At first I wanted teh dual channel kit they have for 280.
It was out of stock so I bought 2x 1GB PC2-5300 for 141 each. On Geil site though it says it is single channel memory.

Is that because it is only one chip. And really all dual channel is, is 2 of the same chip? Because i do have that???

Thanks.
 

fstime

Diamond Member
Jan 18, 2004
4,382
5
81
Originally posted by: robcy
Originally posted by: darbius
Okay, so question that follows up with his question above:

I have two DIMMs of 512MB and my motherboard (AMD) supports running in dual channel. Am I better off running those two DIMMs in single channel or dual channel?

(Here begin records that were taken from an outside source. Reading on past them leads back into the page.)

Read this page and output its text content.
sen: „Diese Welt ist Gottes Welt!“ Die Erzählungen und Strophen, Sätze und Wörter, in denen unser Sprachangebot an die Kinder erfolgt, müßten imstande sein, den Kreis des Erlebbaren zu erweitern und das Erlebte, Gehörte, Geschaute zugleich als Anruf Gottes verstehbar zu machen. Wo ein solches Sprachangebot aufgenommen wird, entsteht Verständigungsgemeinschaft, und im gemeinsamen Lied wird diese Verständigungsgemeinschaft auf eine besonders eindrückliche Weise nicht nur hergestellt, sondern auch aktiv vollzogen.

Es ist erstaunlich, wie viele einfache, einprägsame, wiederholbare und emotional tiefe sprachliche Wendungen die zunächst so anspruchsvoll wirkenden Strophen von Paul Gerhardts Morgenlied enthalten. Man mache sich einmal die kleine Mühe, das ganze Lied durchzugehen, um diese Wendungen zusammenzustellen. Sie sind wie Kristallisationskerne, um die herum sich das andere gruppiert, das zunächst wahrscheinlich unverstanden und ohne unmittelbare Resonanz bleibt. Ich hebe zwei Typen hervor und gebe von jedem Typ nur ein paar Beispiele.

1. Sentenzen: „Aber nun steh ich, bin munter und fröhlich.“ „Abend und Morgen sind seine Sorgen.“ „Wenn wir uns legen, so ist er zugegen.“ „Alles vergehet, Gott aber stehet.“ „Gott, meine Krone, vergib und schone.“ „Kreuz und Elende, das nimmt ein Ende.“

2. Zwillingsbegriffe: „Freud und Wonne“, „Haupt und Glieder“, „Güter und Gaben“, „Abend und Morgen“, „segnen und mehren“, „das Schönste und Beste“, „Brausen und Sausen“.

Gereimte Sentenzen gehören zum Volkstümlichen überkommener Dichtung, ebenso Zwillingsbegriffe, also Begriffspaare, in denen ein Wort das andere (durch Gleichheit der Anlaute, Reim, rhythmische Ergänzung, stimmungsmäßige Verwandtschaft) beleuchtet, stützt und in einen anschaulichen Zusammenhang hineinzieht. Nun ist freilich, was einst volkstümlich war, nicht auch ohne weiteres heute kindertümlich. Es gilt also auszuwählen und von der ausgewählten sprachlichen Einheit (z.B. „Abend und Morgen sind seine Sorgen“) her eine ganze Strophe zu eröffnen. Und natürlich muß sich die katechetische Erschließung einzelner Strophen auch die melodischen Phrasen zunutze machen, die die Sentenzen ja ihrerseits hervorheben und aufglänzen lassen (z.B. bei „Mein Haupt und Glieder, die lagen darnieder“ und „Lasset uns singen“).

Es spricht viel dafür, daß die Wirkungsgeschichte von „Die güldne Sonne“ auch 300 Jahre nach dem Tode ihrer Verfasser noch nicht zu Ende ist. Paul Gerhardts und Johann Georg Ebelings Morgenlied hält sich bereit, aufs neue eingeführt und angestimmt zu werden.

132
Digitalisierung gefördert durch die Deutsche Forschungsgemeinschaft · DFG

For instance, I understand that apparently running dual channel on an AMD board only gives a 3-5% performance increase, however, is it still better than running in single channel?

Thanks.

If your board supports DC, and you have 2 stick of ram, then use DC. The difference between SC and DC on a Athlon 64 is more that just 5% (more like 10% to 15%). You can see this by noticing the signaficante cpu clock difference between same rated CPUs for the diffrent sockets. An example is that a socket 939 3200+ runs a slower clock than a socket 754 3200+ (200mhz), which demonstrates the performance diffrence between DC and SC since that is the only difference between the chips.


15%, now thats just silly.

Anandtechs own words.

Quake 3 and other games based on the Quake Open GL engine are sensitive to memory bandwidth variations. So it was not a surprise to see Quake 3 increase in performance a bit over 6% from 754 to 939. Across all DX8 games 939 again came out as the top performer.